Objective: To understand the role of epigenetic inactivation of tumor-related genes in the pathogenesis of thyroid cancer, we investigated the methylation profile of distinct thyroid neoplasms.
Design: We analyzed the methylation pattern of 17 gene promoters in nine thyroid cancer cell lines and in 38 primary thyroid carcinomas (13 papillary thyroid carcinoma [PTC], 10 follicular thyroid carcinoma [FTC], 9 undifferentiated thyroid carcinoma [UTC], 6 medullary thyroid carcinoma [MTC]), 12 goiters, and 10 follicular adenomas (FA) by methylation- specific polymerase chain reaction (PCR). Epigenetic inactivation was validated by expression analysis.

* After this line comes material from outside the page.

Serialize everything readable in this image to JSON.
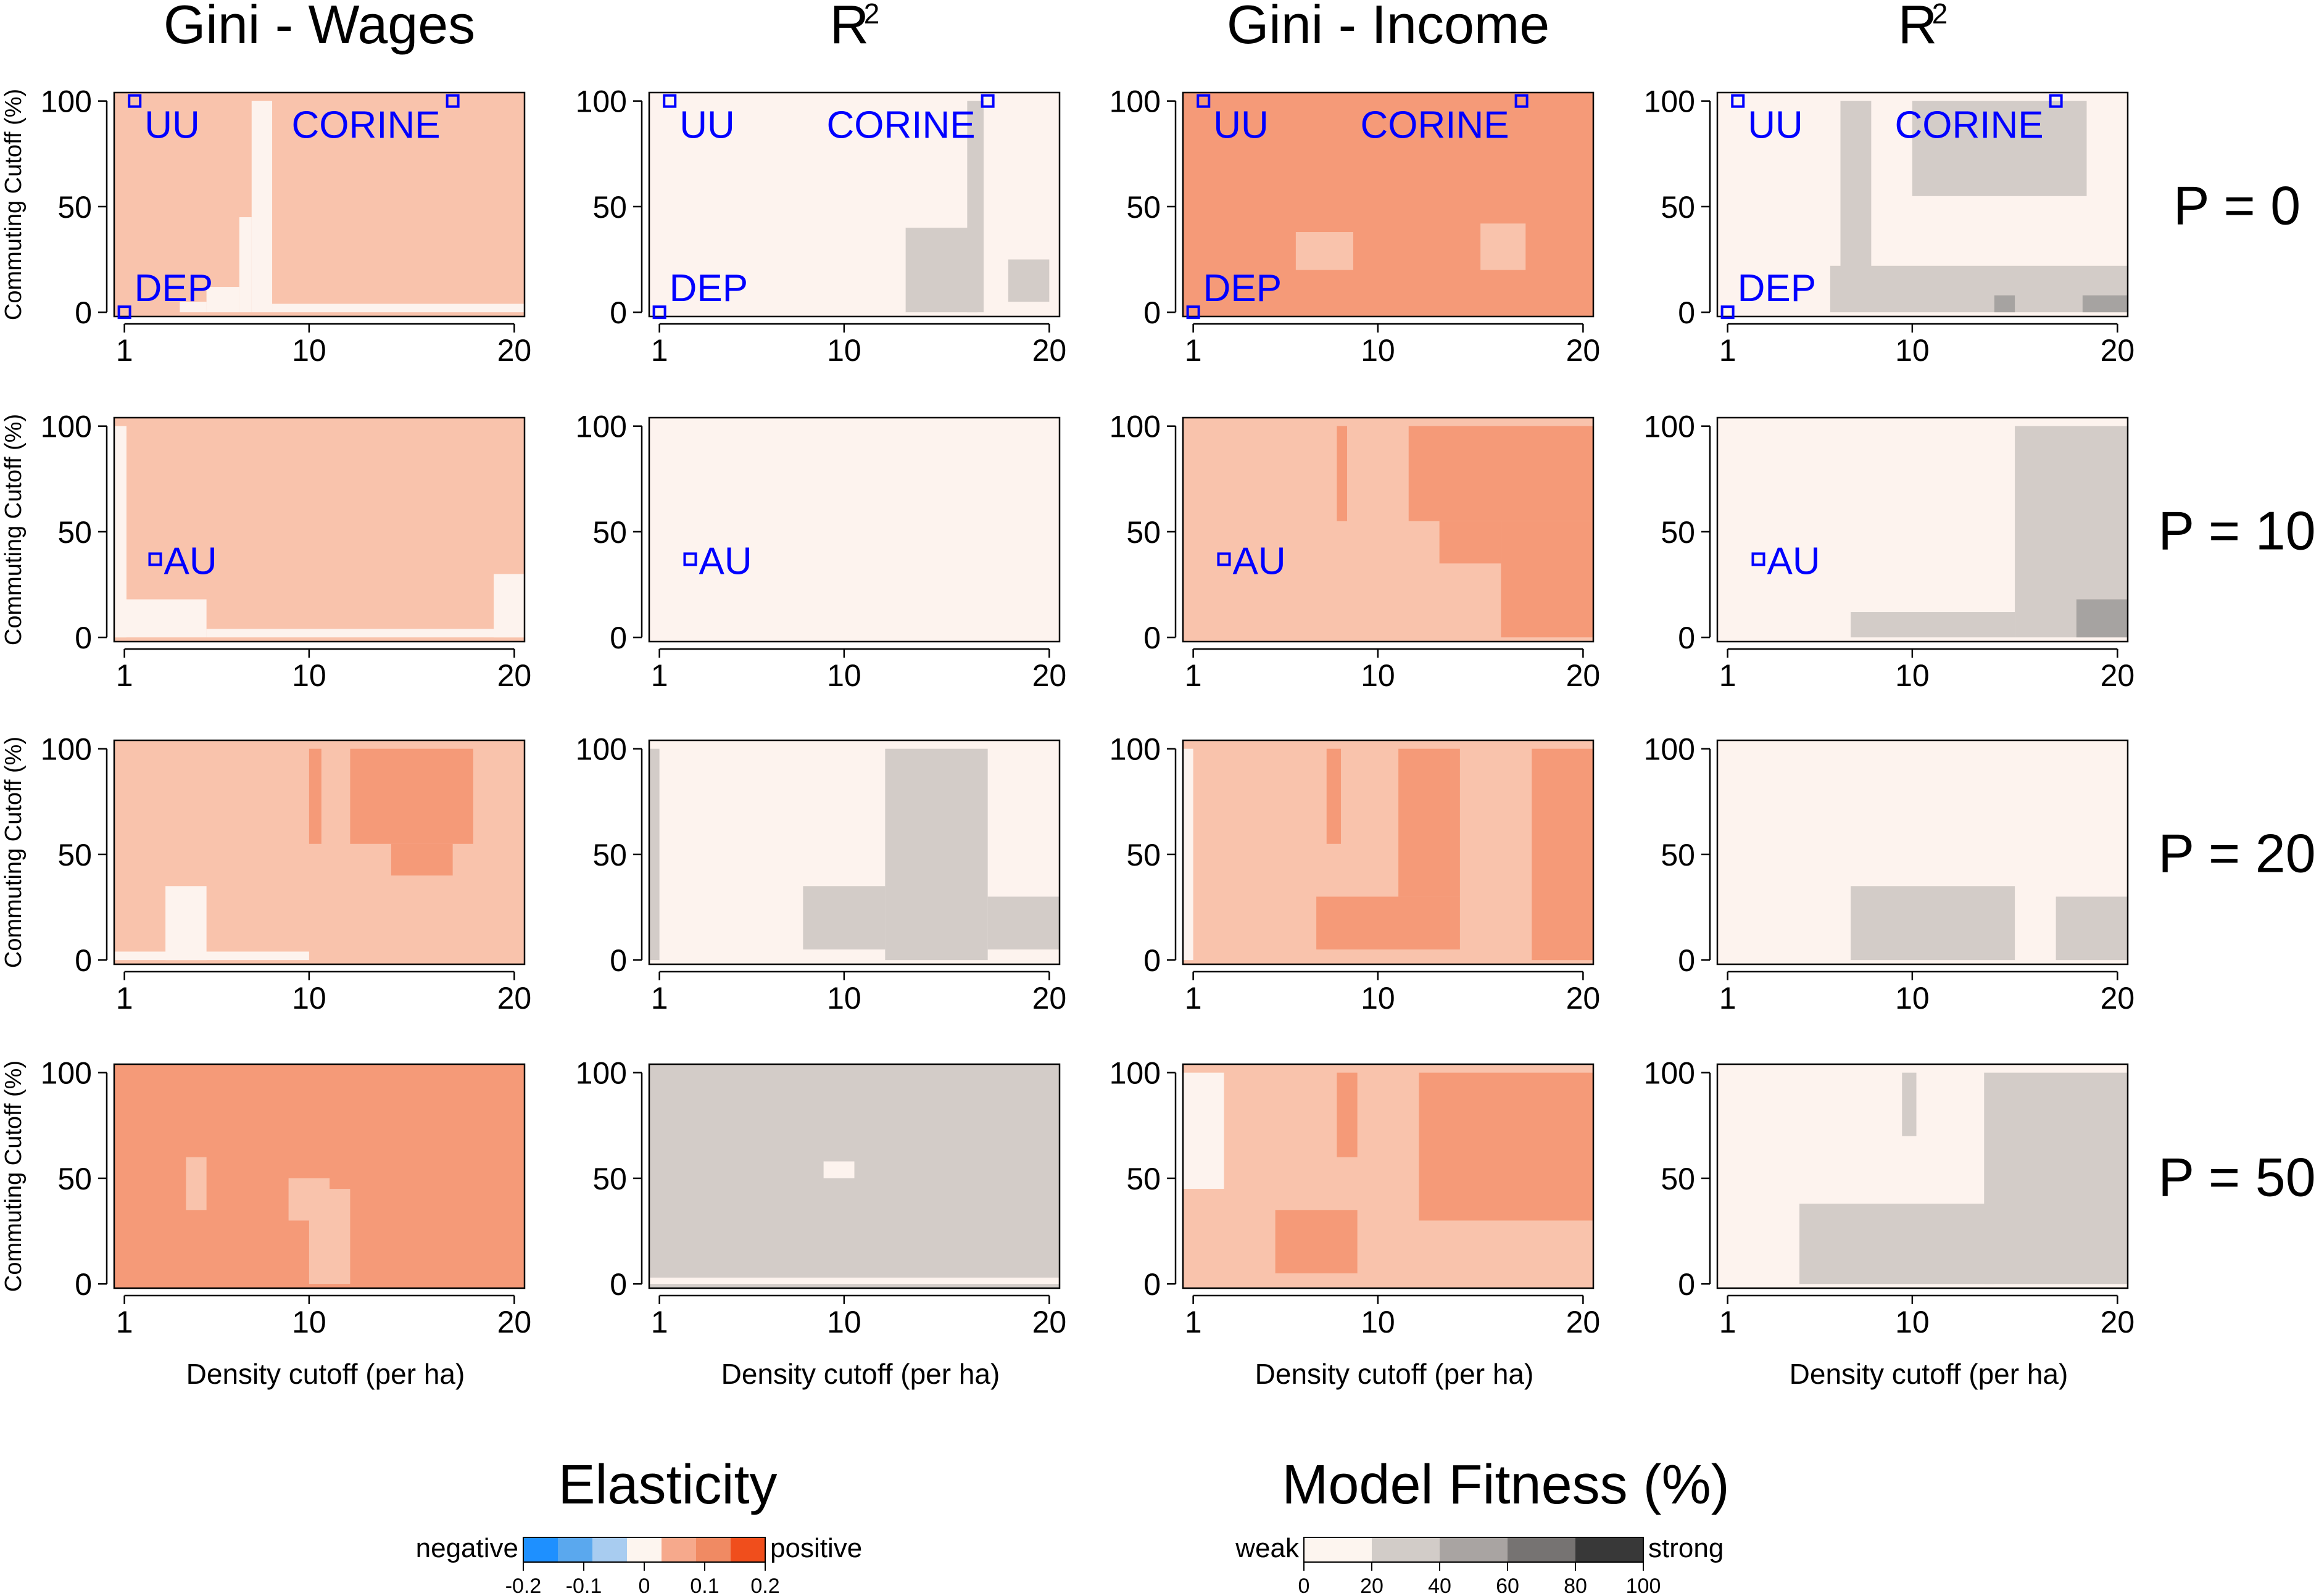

Main outcome: Twelve of these genes (RASSF1A, p16(INK4A), TSHR, MGMT, DAPK, ERalpha, ERbeta, RARbeta, PTEN, CD26, SLC5A8, and UCHL1) were frequently methylated in UTC (15%-86%) and thyroid cancer cell lines (25%-100%). In the more aggressive UTC, the mean methylation index (MI = 0.44) was the highest compared to other thyroid alterations PTC (MI = 0.29, p = 0.123), FTC (MI = 0.15, p = 0.005), MTC (MI = 0.13; p = 0.017), FA (MI = 0.27; p = 0.075) and goiters (MI = 0.23; p = 0.024). Methylation of TSHR, MGMT, UCHL1, and p16 occurred preferentially in UTC and this inactivation was reverted by a demethylating agent.
Conclusions: Our results show that hypermethylation of several tumor-related gene promoters is a frequent event in UTC. The hypermethylation status may be reversed by DNA demethylating agents. Their clinical value remains to be investigated.